Dari pertempuran di hutan Lengkong, 33 taruna dan 3 perwira gugur serta 10 taruna luka berat. Mayor Wibowo bersama 20 taruna ditawan, hanya 3 taruna, yaitu Soedarno, Menod, Oesman Sjarief berhasil meloloskan diri dan tiba di Markas Komando Resimen TKR Tangerang pada pagi hari.
Pasukan Jepang selanjutnya bertindak penuh kebuasan. Mereka yang telah luka terkena peluru dan masih hidup dihabisi dengan tusukan bayonet. Para taruna yang masih hidup disandera Jepang dan disuruh menggali kubur bagi teman-temannya yang meninggal.

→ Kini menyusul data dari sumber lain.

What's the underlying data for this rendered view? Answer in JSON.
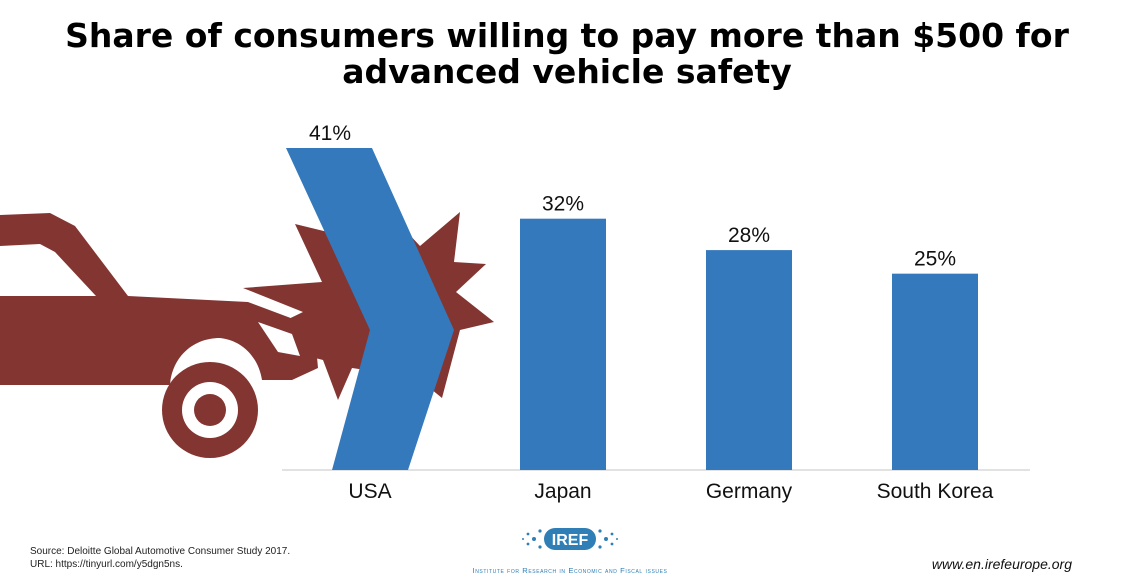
{
  "chart_data": {
    "type": "bar",
    "title": "Share of consumers willing to pay more than $500 for advanced vehicle safety",
    "title_lines": [
      "Share of consumers willing to pay more than $500 for",
      "advanced vehicle safety"
    ],
    "categories": [
      "USA",
      "Japan",
      "Germany",
      "South Korea"
    ],
    "values": [
      41,
      32,
      28,
      25
    ],
    "value_labels": [
      "41%",
      "32%",
      "28%",
      "25%"
    ],
    "unit": "%",
    "xlabel": "",
    "ylabel": "",
    "ylim": [
      0,
      45
    ],
    "grid": false,
    "legend": "none",
    "bar_color": "#3579bd",
    "illustration_color": "#833631"
  },
  "footer": {
    "source_line1": "Source:  Deloitte Global Automotive Consumer Study 2017.",
    "source_line2": "URL: https://tinyurl.com/y5dgn5ns.",
    "logo_text": "IREF",
    "logo_tagline": "Institute for Research in Economic and Fiscal issues",
    "website": "www.en.irefeurope.org"
  }
}
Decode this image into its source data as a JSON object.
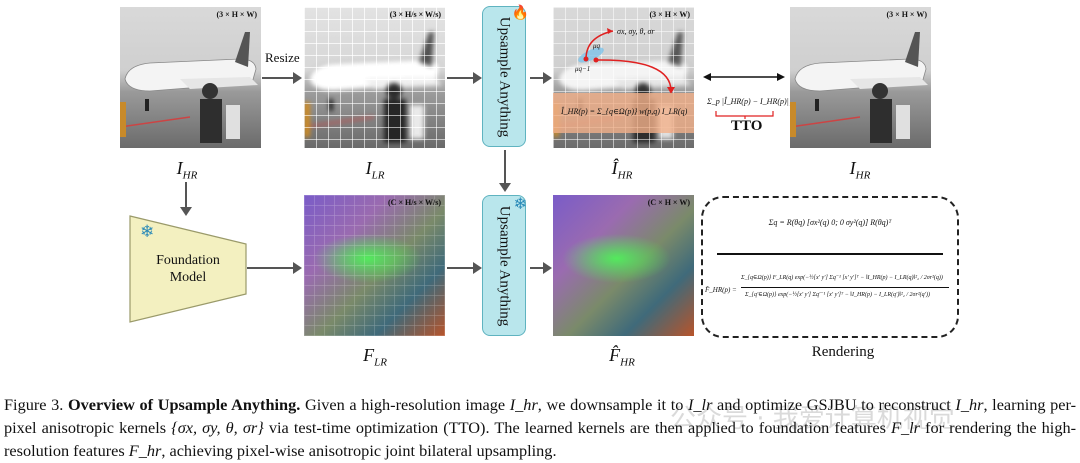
{
  "figure": {
    "panels": {
      "input_hr": {
        "label": "I",
        "sub": "HR",
        "dim": "(3 × H × W)"
      },
      "input_lr": {
        "label": "I",
        "sub": "LR",
        "dim": "(3 × H/s × W/s)"
      },
      "output_hr": {
        "label": "Î",
        "sub": "HR",
        "dim": "(3 × H × W)"
      },
      "target_hr": {
        "label": "I",
        "sub": "HR",
        "dim": "(3 × H × W)"
      },
      "feat_lr": {
        "label": "F",
        "sub": "LR",
        "dim": "(C × H/s × W/s)"
      },
      "feat_hr": {
        "label": "F̂",
        "sub": "HR",
        "dim": "(C × H × W)"
      }
    },
    "resize_label": "Resize",
    "upsample_top": "Upsample Anything",
    "upsample_bottom": "Upsample Anything",
    "foundation_model": "Foundation Model",
    "kernel_params": "σx, σy, θ, σr",
    "mu_q": "μq",
    "mu_q1": "μq−1",
    "reconstruction_eq": "Î_HR(p) = Σ_{q∈Ω(p)} w(p,q) I_LR(q)",
    "loss_eq": "Σ_p |Î_HR(p) − I_HR(p)|₁",
    "tto_label": "TTO",
    "cov_eq": "Σq = R(θq) [σx²(q) 0; 0 σy²(q)] R(θq)ᵀ",
    "render_eq_lhs": "F̂_HR(p) =",
    "render_eq_num": "Σ_{q∈Ω(p)} F_LR(q) exp(−½[x′ y′] Σq⁻¹ [x′ y′]ᵀ − ‖I_HR(p) − I_LR(q)‖²₂ / 2σr²(q))",
    "render_eq_den": "Σ_{q′∈Ω(p)} exp(−½[x′ y′] Σq′⁻¹ [x′ y′]ᵀ − ‖I_HR(p) − I_LR(q′)‖²₂ / 2σr²(q′))",
    "rendering_label": "Rendering",
    "icons": {
      "trainable": "fire-icon",
      "frozen": "snowflake-icon"
    }
  },
  "caption": {
    "prefix": "Figure 3.",
    "title": "Overview of Upsample Anything.",
    "t1": " Given a high-resolution image ",
    "m1": "I_hr",
    "t2": ", we downsample it to ",
    "m2": "I_lr",
    "t3": " and optimize GSJBU to reconstruct ",
    "m3": "I_hr",
    "t4": ", learning per-pixel anisotropic kernels ",
    "m4": "{σx, σy, θ, σr}",
    "t5": " via test-time optimization (TTO). The learned kernels are then applied to foundation features ",
    "m5": "F_lr",
    "t6": " for rendering the high-resolution features ",
    "m6": "F_hr",
    "t7": ", achieving pixel-wise anisotropic joint bilateral upsampling."
  },
  "watermark": "公众号 · 我爱计算机视觉",
  "colors": {
    "box_fill": "#b9e6ec",
    "box_border": "#5fb3c0",
    "arrow": "#555555",
    "accent_red": "#e02020",
    "foundation_fill": "#f3f0c0"
  }
}
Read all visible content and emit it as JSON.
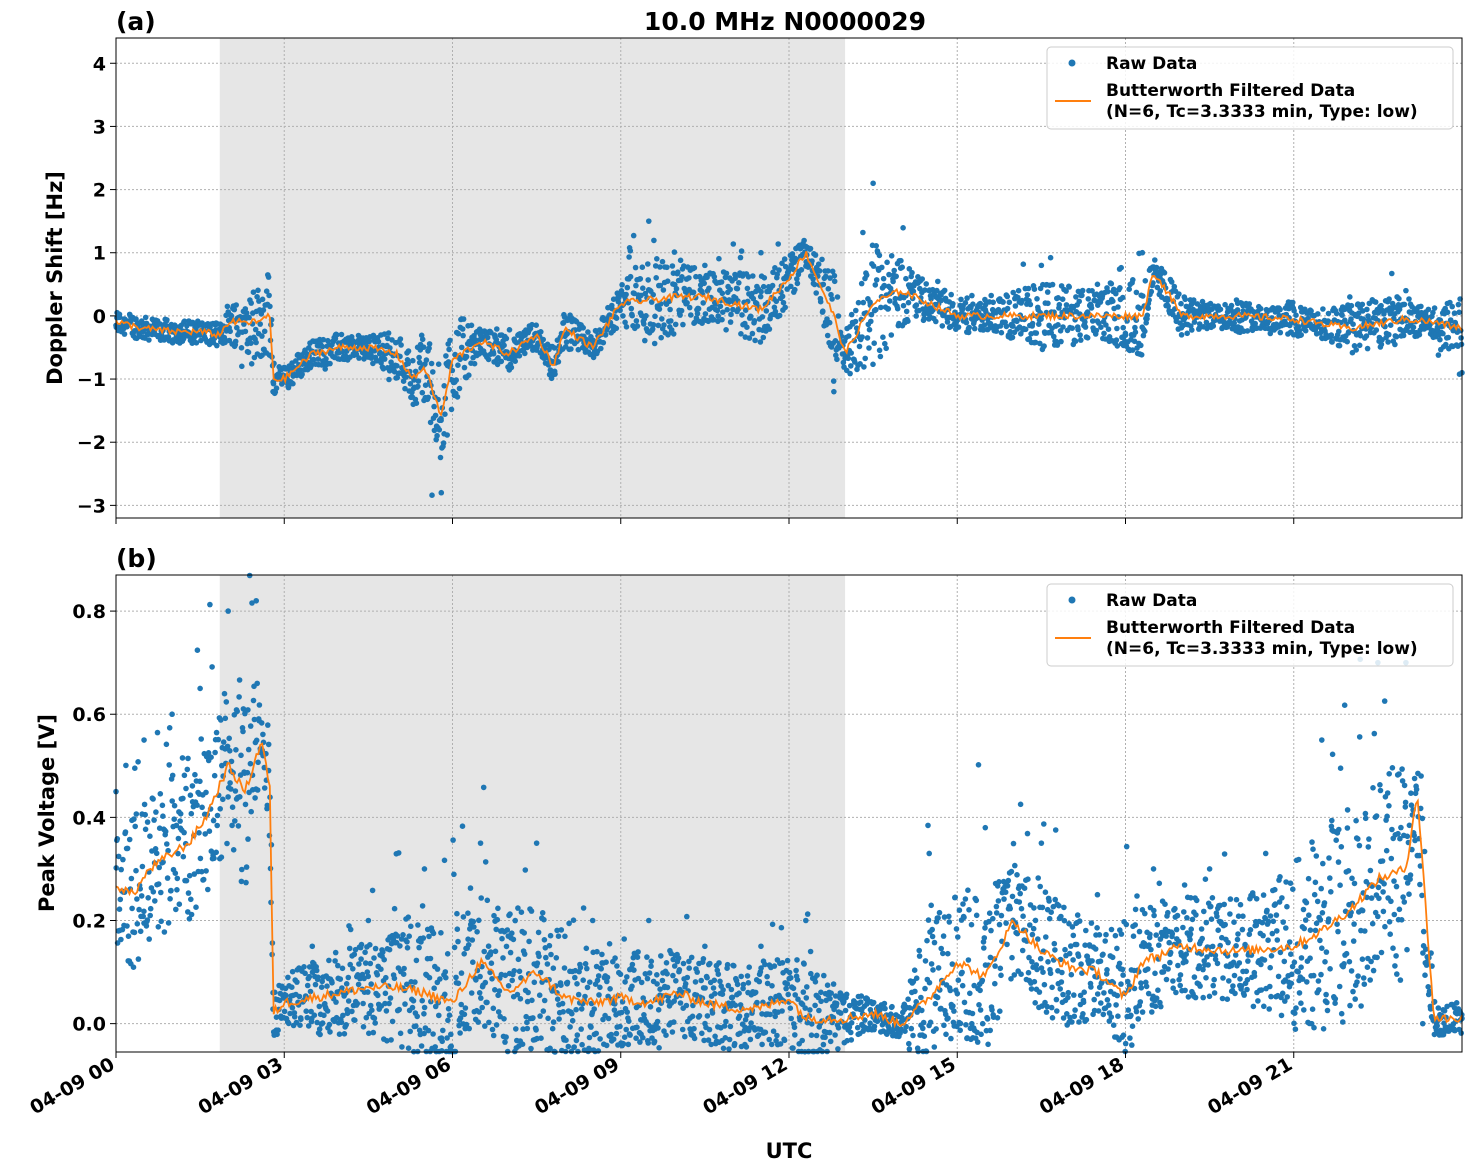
{
  "figure": {
    "title": "10.0 MHz N0000029",
    "xlabel": "UTC",
    "x_tick_labels": [
      "04-09 00",
      "04-09 03",
      "04-09 06",
      "04-09 09",
      "04-09 12",
      "04-09 15",
      "04-09 18",
      "04-09 21"
    ]
  },
  "colors": {
    "raw": "#1f77b4",
    "filtered": "#ff7f0e",
    "shade": "#e6e6e6",
    "grid": "#b0b0b0"
  },
  "legend": {
    "raw_label": "Raw Data",
    "filtered_line1": "Butterworth Filtered Data",
    "filtered_line2": "(N=6, Tc=3.3333 min, Type: low)"
  },
  "chart_data": [
    {
      "type": "scatter",
      "panel_label": "(a)",
      "ylabel": "Doppler Shift [Hz]",
      "xlim_hours": [
        0,
        24
      ],
      "ylim": [
        -3.2,
        4.4
      ],
      "yticks": [
        -3,
        -2,
        -1,
        0,
        1,
        2,
        3,
        4
      ],
      "y_tick_labels": [
        "−3",
        "−2",
        "−1",
        "0",
        "1",
        "2",
        "3",
        "4"
      ],
      "grid": true,
      "legend_position": "top-right",
      "shaded_span_hours": [
        1.85,
        13.0
      ],
      "series": [
        {
          "name": "Butterworth Filtered Data",
          "hours": [
            0,
            0.5,
            1.0,
            1.5,
            1.85,
            2.0,
            2.5,
            2.75,
            2.8,
            3.0,
            3.5,
            4.0,
            4.5,
            5.0,
            5.3,
            5.5,
            5.8,
            6.0,
            6.5,
            7.0,
            7.5,
            7.8,
            8.0,
            8.5,
            9.0,
            9.5,
            10.0,
            10.5,
            11.0,
            11.5,
            12.0,
            12.3,
            12.5,
            12.8,
            13.0,
            13.5,
            14.0,
            15.0,
            16.0,
            17.0,
            18.0,
            18.3,
            18.5,
            18.8,
            19.0,
            20.0,
            21.0,
            22.0,
            23.0,
            23.5,
            24.0
          ],
          "values": [
            -0.1,
            -0.2,
            -0.25,
            -0.25,
            -0.3,
            -0.1,
            -0.1,
            0.0,
            -1.0,
            -1.0,
            -0.6,
            -0.5,
            -0.5,
            -0.6,
            -1.0,
            -0.8,
            -1.6,
            -0.7,
            -0.4,
            -0.6,
            -0.3,
            -0.8,
            -0.2,
            -0.5,
            0.2,
            0.25,
            0.3,
            0.3,
            0.2,
            0.1,
            0.6,
            1.0,
            0.6,
            0.0,
            -0.6,
            0.2,
            0.4,
            0.0,
            0.0,
            0.0,
            0.0,
            0.0,
            0.7,
            0.3,
            0.0,
            0.0,
            -0.05,
            -0.2,
            -0.05,
            -0.1,
            -0.2
          ]
        },
        {
          "name": "Raw Data",
          "hours": [
            0,
            1.85,
            2.8,
            3.5,
            4.5,
            5.3,
            5.8,
            6.5,
            7.5,
            8.5,
            9.5,
            10.5,
            11.5,
            12.3,
            12.8,
            13.5,
            14.5,
            15.5,
            16.5,
            17.5,
            18.3,
            19.0,
            20.0,
            21.0,
            22.0,
            23.0,
            24.0
          ],
          "values": [
            -0.15,
            -0.3,
            -1.2,
            -0.7,
            -0.5,
            -1.4,
            -2.8,
            -0.3,
            -0.5,
            -0.5,
            1.5,
            0.8,
            1.0,
            1.1,
            -1.2,
            2.1,
            0.4,
            0.1,
            0.8,
            0.5,
            1.0,
            -0.3,
            0.2,
            -0.3,
            0.3,
            0.4,
            -0.9
          ]
        }
      ]
    },
    {
      "type": "scatter",
      "panel_label": "(b)",
      "ylabel": "Peak Voltage [V]",
      "xlim_hours": [
        0,
        24
      ],
      "ylim": [
        -0.055,
        0.87
      ],
      "yticks": [
        0.0,
        0.2,
        0.4,
        0.6,
        0.8
      ],
      "y_tick_labels": [
        "0.0",
        "0.2",
        "0.4",
        "0.6",
        "0.8"
      ],
      "grid": true,
      "legend_position": "top-right",
      "shaded_span_hours": [
        1.85,
        13.0
      ],
      "series": [
        {
          "name": "Butterworth Filtered Data",
          "hours": [
            0,
            0.3,
            0.6,
            1.0,
            1.3,
            1.6,
            2.0,
            2.3,
            2.6,
            2.75,
            2.8,
            3.0,
            3.5,
            4.0,
            4.5,
            5.0,
            5.5,
            6.0,
            6.5,
            7.0,
            7.5,
            8.0,
            8.5,
            9.0,
            9.5,
            10.0,
            10.5,
            11.0,
            11.5,
            12.0,
            12.3,
            12.5,
            13.0,
            13.5,
            14.0,
            14.5,
            15.0,
            15.5,
            16.0,
            16.5,
            17.0,
            17.5,
            18.0,
            18.3,
            19.0,
            20.0,
            21.0,
            21.5,
            22.0,
            22.5,
            23.0,
            23.2,
            23.5,
            24.0
          ],
          "values": [
            0.27,
            0.25,
            0.3,
            0.33,
            0.35,
            0.4,
            0.5,
            0.45,
            0.55,
            0.45,
            0.02,
            0.04,
            0.05,
            0.06,
            0.07,
            0.07,
            0.06,
            0.04,
            0.12,
            0.06,
            0.1,
            0.05,
            0.04,
            0.05,
            0.04,
            0.06,
            0.04,
            0.03,
            0.03,
            0.05,
            0.01,
            0.01,
            0.01,
            0.02,
            0.0,
            0.05,
            0.12,
            0.09,
            0.2,
            0.14,
            0.11,
            0.1,
            0.05,
            0.12,
            0.15,
            0.14,
            0.15,
            0.18,
            0.22,
            0.28,
            0.3,
            0.45,
            0.01,
            0.01
          ]
        },
        {
          "name": "Raw Data",
          "hours": [
            0,
            0.5,
            1.0,
            1.5,
            2.0,
            2.5,
            2.8,
            3.5,
            4.5,
            5.5,
            6.5,
            7.5,
            8.5,
            9.5,
            10.5,
            11.5,
            12.3,
            13.0,
            14.0,
            14.5,
            15.5,
            16.5,
            17.5,
            18.5,
            19.5,
            20.5,
            21.5,
            22.5,
            23.0,
            23.3,
            24.0
          ],
          "values": [
            0.45,
            0.55,
            0.6,
            0.65,
            0.8,
            0.82,
            0.06,
            0.15,
            0.2,
            0.3,
            0.35,
            0.35,
            0.2,
            0.2,
            0.15,
            0.15,
            0.2,
            0.05,
            0.0,
            0.33,
            0.38,
            0.35,
            0.25,
            0.3,
            0.3,
            0.33,
            0.55,
            0.7,
            0.7,
            0.0,
            0.01
          ]
        }
      ]
    }
  ]
}
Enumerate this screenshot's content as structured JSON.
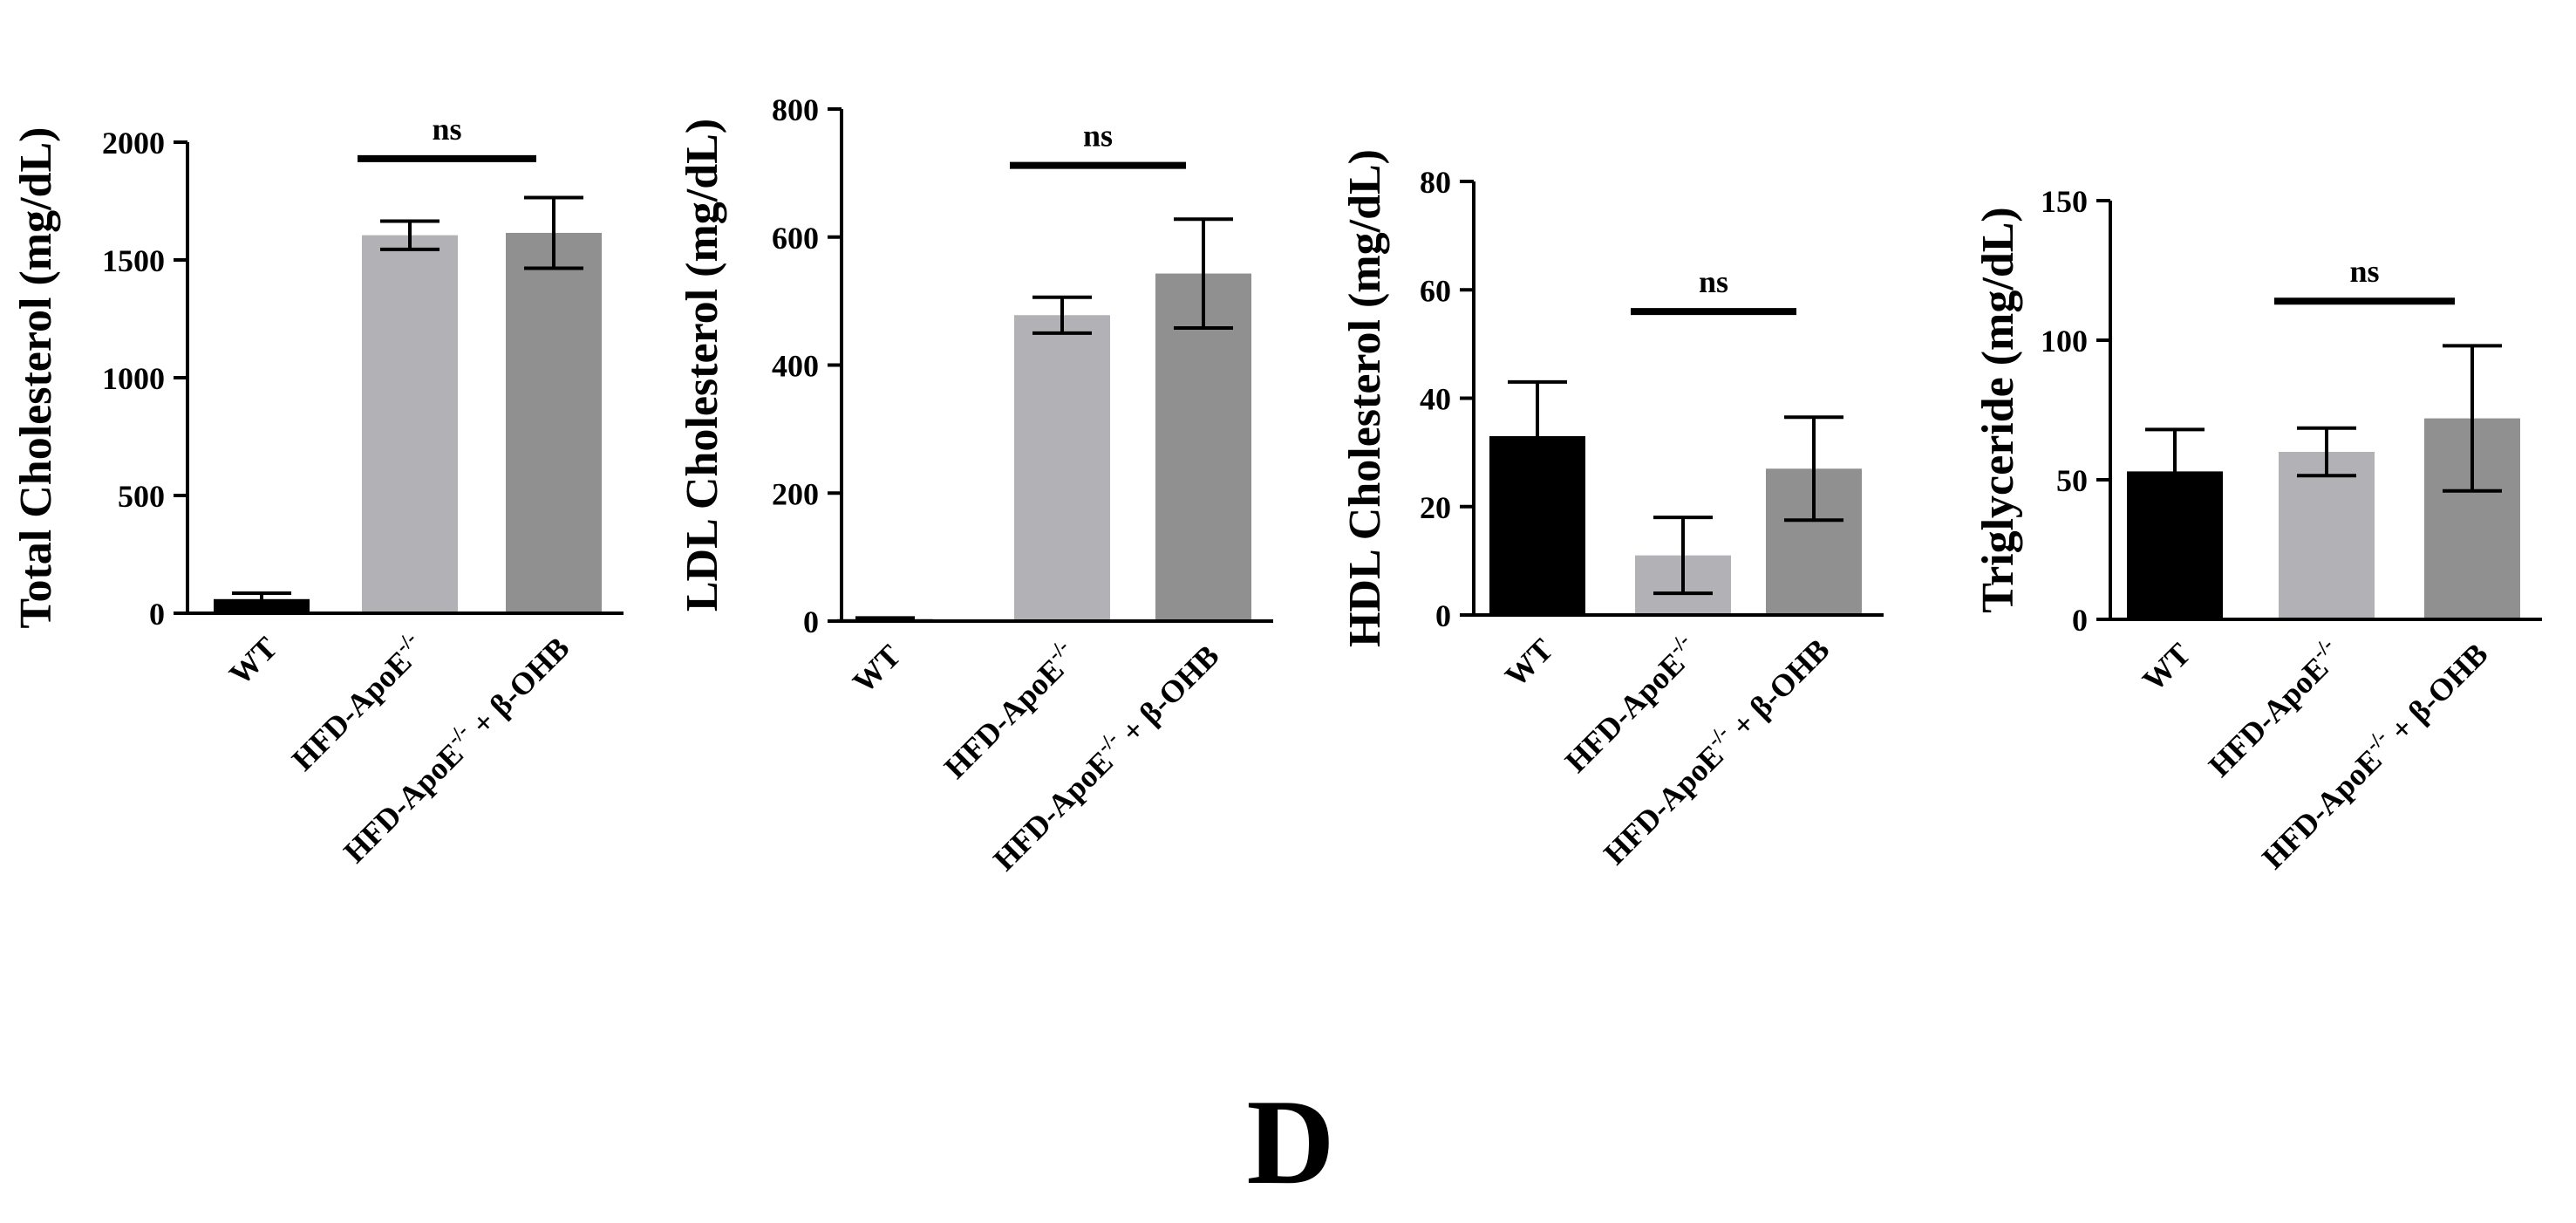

Mendengar kabar itu, Pimpinan Resimen Tangerang kemudian meminta izin kepada Jepang untuk mengambil jenazah para pejuang. Setelah diizinkan, jenazah-jenazah tersebut kemudian dikebumikan di dekat penjara anak-anak Tangerang.
Empat hari setelah Tragedi Lengkong tepatnya pada 29 Januari 1946, dilaksanakan pemakaman kembali ke-36 jenazah yang gugur dalam pertempuran itu. Seorang taruna bernama Soekardi yang mengalami luka berat akhirnya menghembuskan napas di Rumah Sakit Tangerang.
Monumen
Untuk mengenang Tragedi Lengkong, dibangun sebuah monumen yang terletak di Lengkong Wetan, Bumi Serpong Damai (BSD), Tangerang Selatan dengan sebuah rumah tua bercat hijau. Sementara itu di TMP Taruna dibangun pula sebuah monumen senada di mana tertulis kejadian Lengkong lengkap dengan nama-nama ke-48 pahlawan. Sedihnya, dari ke-48 nama ini, tiga pahlawan di antaranya tidak diketahui identitas mereka. Di batu nisan mereka hanya tertulis 'tak dikenal'.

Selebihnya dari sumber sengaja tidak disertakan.